Most of Europe’s main markets were set for their worst week since May, when a sudden breakdown in trade talks between China and the United States hammered markets.

A rally since then had been fuelled by hopes that major central banks would adopt looser monetary policy to offset the trade war’s impact on growth, but the European Central Bank and the US Federal Reserve both disappointed investors last month with stances that were more cautious than expected.

However, a spike in trade tensions again pushed money markets to bet the Fed and the ECB will cut rates next month.

North America

Wall Street has extended its sell-off on renewed trade fears as the benchmark S&P 500 index and Nasdaq saw their worst weekly percentage plunges since December, when investors were spooked by the prospect of a looming recession.

The blue chip Dow and the S&P 500 on Friday hit their lowest levels since late June with S&P 500 and the Nasdaq registering their fifth consecutive days of losses.

US 10-year Treasury yields saw their steepest weekly decline in over seven years.

The sell-off wrapped up a tumultuous week, which saw the US Federal Reserve cut interest rates for the first time since 2008 and a renewal of trade war fears following a tweet by US President Donald Trump announcing plans to impose additional tariffs on $US300 billion ($442 billion) of Chinese imports on 1 September.

A report from the Labor Department on Friday showed that nonfarm payrolls increased by 164,000 jobs last month, in line with economists' expectations.

The Dow Jones Industrial Average on Friday fell 98.41 points, or 0.37 per cent, to 26,485.01; the S&P 500 lost 21.51 points, or 0.73 per cent, to 2,932.05; and the Nasdaq Composite dropped 107.05 points, or 1.32 per cent, to 8,004.07.

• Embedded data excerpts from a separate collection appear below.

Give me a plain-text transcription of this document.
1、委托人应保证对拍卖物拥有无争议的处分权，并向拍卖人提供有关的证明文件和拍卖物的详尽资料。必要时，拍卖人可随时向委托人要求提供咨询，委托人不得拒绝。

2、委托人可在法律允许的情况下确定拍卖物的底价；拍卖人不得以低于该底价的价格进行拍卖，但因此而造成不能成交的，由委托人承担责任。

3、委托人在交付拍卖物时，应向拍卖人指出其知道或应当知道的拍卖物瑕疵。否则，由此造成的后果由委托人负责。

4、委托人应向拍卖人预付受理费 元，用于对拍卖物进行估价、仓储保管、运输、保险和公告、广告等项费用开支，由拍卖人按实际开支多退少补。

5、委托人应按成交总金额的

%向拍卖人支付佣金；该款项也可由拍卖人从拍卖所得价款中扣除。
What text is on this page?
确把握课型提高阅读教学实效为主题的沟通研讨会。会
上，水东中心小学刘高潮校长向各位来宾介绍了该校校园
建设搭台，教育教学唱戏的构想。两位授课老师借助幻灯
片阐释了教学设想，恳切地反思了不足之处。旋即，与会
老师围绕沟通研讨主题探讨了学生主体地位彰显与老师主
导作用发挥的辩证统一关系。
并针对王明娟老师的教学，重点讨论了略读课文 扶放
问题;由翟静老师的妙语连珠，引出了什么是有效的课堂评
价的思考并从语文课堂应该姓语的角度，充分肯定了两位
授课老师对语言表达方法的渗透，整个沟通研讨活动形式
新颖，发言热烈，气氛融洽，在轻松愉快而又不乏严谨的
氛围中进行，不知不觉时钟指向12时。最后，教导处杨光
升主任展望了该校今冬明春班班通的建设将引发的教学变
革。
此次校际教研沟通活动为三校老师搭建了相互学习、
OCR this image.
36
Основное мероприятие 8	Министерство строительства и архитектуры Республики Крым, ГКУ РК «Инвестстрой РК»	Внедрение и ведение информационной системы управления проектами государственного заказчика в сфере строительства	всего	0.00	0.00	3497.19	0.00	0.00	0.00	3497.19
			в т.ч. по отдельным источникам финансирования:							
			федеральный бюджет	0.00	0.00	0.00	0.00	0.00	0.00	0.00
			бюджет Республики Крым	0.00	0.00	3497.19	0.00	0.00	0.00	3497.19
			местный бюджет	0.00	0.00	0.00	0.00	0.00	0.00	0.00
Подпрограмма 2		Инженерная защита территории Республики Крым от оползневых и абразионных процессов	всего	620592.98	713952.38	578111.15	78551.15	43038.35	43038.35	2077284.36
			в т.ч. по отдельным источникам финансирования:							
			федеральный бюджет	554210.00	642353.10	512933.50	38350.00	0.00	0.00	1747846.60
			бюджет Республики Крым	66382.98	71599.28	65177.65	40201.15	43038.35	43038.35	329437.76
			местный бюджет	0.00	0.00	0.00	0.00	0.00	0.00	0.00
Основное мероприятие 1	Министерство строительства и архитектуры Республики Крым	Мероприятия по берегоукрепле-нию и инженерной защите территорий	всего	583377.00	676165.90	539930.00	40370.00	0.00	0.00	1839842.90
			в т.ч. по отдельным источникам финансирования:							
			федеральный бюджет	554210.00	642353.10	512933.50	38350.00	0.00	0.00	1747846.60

Of the 11 major sectors in the S&P 500, eight closed in the red.

Technology companies, which get a sizeable portion of their revenue from China, were the hardest hit, falling 1.7 per cent. This sector was weighed by iPhone-maker Apple and chipmakers.

The Philadelphia Semiconductor index slipped 1.6 per cent while shares of Apple fell 2.1 per cent.

The second-quarter earnings season passed its halfway mark, with 380 of the companies in the S&P 500 having reported. Of those, 73.9 per cent have beaten analyst expectations.

New tariff threats dragged oil prices lower for the week, as Exxon Mobil and Chevron reported quarterly results.

Exxon topped analyst expectations but fell year-on-year, while Chevron's earnings rose 26 per cent, in line with forecasts.

Sprint shares dropped 5.8 per cent even after reporting fewer-than-expected phone subscriber losses in the quarter.

Restaurant Brands International jumped 6.1 per cent after quarterly profits topped expectations.